A Garota Da Capa Vermelha - Continuação.

5 EXISTEM PESSOAS IMPOSSÍVEIS DE SE ENGANAR - Cap 05


Notas iniciais
Olá Pessoal, Boa Noite! capítulo 5. O capítulo hoje, é cheio de reencontros. Ótima Leitura!!!!

POV VALERIE

Mamãe só sabia sorrir. Estava clara a sua satisfação por eu estar em sua casa.

— Senti sua falta também, mãe. Como você tem passado? – Beijei seu rosto assim que terminei de falar. Antes de me responder ela ficou ali me olhando e me avaliando por um longo tempo.

— Bem minha querida, porém, com uma saudade imensa de você. E devo confessar que, por muitas vezes tive vontade de ir até o Chalé para vê-la, mas como você insiste que não é bom, acabo desistindo. Mas, em alguma hora não irei te ouvir.

— Nada disso mãe!
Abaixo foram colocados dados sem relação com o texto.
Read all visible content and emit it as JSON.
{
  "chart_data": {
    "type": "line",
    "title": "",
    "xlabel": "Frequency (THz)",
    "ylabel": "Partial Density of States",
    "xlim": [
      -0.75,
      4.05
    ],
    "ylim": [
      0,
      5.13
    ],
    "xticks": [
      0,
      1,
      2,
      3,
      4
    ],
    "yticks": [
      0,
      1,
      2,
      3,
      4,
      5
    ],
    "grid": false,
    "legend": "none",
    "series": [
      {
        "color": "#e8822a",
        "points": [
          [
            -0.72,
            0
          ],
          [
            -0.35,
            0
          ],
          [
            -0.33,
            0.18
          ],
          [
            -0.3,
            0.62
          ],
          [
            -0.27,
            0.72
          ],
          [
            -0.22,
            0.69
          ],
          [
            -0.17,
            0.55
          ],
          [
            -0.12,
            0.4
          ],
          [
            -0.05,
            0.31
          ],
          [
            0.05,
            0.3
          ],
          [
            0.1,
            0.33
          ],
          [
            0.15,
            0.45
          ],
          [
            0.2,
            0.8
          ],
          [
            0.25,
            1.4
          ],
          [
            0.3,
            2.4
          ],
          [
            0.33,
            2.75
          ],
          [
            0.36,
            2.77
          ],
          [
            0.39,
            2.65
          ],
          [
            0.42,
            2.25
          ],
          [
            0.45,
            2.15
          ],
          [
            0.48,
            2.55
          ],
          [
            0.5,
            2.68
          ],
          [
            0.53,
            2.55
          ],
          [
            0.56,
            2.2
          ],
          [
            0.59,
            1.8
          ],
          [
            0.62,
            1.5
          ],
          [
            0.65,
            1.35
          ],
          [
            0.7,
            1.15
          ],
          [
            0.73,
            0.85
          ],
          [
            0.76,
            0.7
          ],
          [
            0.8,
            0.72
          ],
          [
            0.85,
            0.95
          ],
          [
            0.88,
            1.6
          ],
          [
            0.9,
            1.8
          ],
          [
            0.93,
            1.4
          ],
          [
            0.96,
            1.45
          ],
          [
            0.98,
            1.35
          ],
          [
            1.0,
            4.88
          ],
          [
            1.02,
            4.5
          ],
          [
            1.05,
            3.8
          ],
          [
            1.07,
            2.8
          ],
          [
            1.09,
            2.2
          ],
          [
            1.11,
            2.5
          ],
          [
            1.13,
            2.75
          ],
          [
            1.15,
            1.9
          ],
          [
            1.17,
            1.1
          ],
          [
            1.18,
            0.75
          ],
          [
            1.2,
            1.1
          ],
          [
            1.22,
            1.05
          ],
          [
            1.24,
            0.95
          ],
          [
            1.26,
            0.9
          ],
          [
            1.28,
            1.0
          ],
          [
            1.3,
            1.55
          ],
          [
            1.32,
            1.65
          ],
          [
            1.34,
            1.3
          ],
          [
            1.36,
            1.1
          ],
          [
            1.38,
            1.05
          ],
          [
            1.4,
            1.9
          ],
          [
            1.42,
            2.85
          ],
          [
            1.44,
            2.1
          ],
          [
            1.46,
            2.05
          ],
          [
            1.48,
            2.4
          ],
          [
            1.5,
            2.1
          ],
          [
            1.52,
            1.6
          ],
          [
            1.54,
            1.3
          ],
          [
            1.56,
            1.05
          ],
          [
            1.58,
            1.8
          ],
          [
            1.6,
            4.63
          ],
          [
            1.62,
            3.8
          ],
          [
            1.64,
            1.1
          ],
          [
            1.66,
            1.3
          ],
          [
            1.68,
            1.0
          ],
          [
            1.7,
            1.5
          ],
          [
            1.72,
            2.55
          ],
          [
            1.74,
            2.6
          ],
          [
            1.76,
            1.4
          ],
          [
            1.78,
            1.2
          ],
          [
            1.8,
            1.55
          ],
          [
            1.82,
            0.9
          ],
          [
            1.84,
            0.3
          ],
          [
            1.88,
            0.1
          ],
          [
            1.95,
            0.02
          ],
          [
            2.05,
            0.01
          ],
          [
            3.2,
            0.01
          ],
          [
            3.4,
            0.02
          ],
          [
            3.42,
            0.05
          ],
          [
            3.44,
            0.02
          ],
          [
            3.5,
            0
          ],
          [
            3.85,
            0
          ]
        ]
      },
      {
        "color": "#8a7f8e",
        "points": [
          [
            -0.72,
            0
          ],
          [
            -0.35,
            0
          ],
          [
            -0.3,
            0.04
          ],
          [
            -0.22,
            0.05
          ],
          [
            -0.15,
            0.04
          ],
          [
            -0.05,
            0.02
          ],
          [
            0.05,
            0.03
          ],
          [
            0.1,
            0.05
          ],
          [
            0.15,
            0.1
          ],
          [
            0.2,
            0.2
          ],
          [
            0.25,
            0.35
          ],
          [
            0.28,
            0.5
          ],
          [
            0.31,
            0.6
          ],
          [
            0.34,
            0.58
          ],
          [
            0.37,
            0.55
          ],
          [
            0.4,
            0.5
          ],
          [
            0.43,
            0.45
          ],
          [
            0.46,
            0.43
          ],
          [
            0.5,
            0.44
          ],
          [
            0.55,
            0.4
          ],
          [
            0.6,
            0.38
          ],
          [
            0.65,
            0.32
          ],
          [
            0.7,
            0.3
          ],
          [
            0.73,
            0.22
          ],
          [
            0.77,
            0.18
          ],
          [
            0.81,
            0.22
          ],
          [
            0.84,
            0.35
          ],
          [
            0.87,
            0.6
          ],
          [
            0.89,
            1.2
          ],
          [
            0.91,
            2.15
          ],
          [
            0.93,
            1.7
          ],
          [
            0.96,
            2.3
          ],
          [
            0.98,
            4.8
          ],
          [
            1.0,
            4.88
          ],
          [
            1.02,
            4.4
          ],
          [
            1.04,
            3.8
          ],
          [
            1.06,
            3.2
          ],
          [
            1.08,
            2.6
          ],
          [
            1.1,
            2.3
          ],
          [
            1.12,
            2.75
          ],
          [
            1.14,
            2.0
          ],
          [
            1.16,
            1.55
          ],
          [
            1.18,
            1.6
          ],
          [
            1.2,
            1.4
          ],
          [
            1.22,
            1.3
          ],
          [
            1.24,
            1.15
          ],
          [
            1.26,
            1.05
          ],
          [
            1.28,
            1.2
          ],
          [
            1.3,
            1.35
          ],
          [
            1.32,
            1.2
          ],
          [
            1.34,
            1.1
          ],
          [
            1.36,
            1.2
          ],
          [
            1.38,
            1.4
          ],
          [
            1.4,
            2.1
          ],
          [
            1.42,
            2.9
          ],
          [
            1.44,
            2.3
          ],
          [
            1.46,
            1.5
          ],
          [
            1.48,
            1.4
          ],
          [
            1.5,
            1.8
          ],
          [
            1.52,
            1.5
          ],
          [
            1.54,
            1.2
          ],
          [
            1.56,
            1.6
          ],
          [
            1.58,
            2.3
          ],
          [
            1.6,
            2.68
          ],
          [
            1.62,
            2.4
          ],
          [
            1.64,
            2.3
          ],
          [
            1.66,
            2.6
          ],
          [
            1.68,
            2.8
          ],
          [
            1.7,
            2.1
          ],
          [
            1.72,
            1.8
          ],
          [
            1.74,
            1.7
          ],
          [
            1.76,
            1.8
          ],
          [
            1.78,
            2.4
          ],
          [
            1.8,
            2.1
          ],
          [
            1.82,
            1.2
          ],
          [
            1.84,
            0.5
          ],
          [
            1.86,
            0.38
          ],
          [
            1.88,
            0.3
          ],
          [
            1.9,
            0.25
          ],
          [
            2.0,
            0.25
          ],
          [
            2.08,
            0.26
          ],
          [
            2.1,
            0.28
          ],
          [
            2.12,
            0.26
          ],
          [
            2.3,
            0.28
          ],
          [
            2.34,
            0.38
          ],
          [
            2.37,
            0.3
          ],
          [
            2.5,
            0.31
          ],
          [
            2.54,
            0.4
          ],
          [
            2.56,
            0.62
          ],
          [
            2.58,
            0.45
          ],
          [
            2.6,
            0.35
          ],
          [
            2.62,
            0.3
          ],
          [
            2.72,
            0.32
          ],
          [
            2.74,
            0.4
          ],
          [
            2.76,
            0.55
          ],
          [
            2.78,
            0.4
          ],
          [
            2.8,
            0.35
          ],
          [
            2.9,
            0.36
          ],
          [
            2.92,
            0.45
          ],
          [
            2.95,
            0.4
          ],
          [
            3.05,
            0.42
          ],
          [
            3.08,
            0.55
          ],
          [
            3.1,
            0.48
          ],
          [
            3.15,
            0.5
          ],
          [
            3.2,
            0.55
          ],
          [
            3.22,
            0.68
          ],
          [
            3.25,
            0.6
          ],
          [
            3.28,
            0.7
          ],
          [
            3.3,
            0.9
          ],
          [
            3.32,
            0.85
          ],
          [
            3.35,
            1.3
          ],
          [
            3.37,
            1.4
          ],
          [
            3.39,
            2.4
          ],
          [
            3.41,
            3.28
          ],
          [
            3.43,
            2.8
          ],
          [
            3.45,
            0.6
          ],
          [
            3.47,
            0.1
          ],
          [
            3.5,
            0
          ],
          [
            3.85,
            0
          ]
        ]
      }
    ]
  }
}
Já combinamos!

Devido a Peter passar a maior parte do tempo comigo no Chalé, tirando as horas em que está trabalhando, eu procuro sempre desmotiva-la de ir ate lá.

Na verdade, eu temo que ela perceba algo, e descubra sobre Peter, ou sobre o que ocorreu verdadeiramente com o papai. Todavia, nem sempre, este segredo é algo fácil de carregar sozinha. Às vezes, eu fico pensando que se eu não tivesse o Peter para compartilhar, eu não suportaria.

Mamãe me olhava pensativa, até que disse...

— Há algo que gostaria de lhe falar, e quero que me ouça sem tirar conclusões precipitadas, você pode?

Mesmo já compreendendo do que se tratava, assenti para que me falasse o que desejava, não era um assunto que gostava de discutir com ela, pois, havia muitos pontos de discordância, mas, tudo bem.

— Pode falar mãe. – Enquanto conversávamos, entramos na casa, e sentamos em sua cama.

— Ah minha querida, sei que já sabe do que se trata, mas, por favor, me ouça com atenção. – Como não respondi nada, e ela prosseguiu. – Valerie, eu tenho me preocupado muito com você, na verdade com sua decisão de continuar só, a espera de Peter. – Ela dizia cada palavra com muita cautela. E eu pude perceber o quanto estava sendo sincera `a cerca de sua preocupação.

Era notório que ela não estava com implicância, ou buscando me ferir. Depois, de sondar meu animo com o olhar, ela prosseguiu:

— Não precisa me dizer que não é isto que esta a fazer, pois, eu o sei. Sou uma mulher também, eu posso sentir. Mas, minha filha, eu gostaria muito que começasse a considerar como será se ele não voltar, o que fará? O que será de sua vida? Você é muito jovem, linda, e...

Vi que ela estava hesitando, por medo de me afastar, por que, depois de tudo que aconteceu, mamãe temia demais me perder, seja a maneira que fosse. Ela temia que eu me afastasse.

— Pode falar mãe, eu prometo que irei ouvir, só não prometo concordar. – Ela assentiu, e prosseguiu.

— Você possui alguém que a ama muito Valerie, você sabe disso, sabe que Henry é alguém que sempre poderá contar. Veja bem, sei que você pensa que o principal motivo por eu sempre ter incentivado seu casamento com Henry, é o fato de ele ser rico.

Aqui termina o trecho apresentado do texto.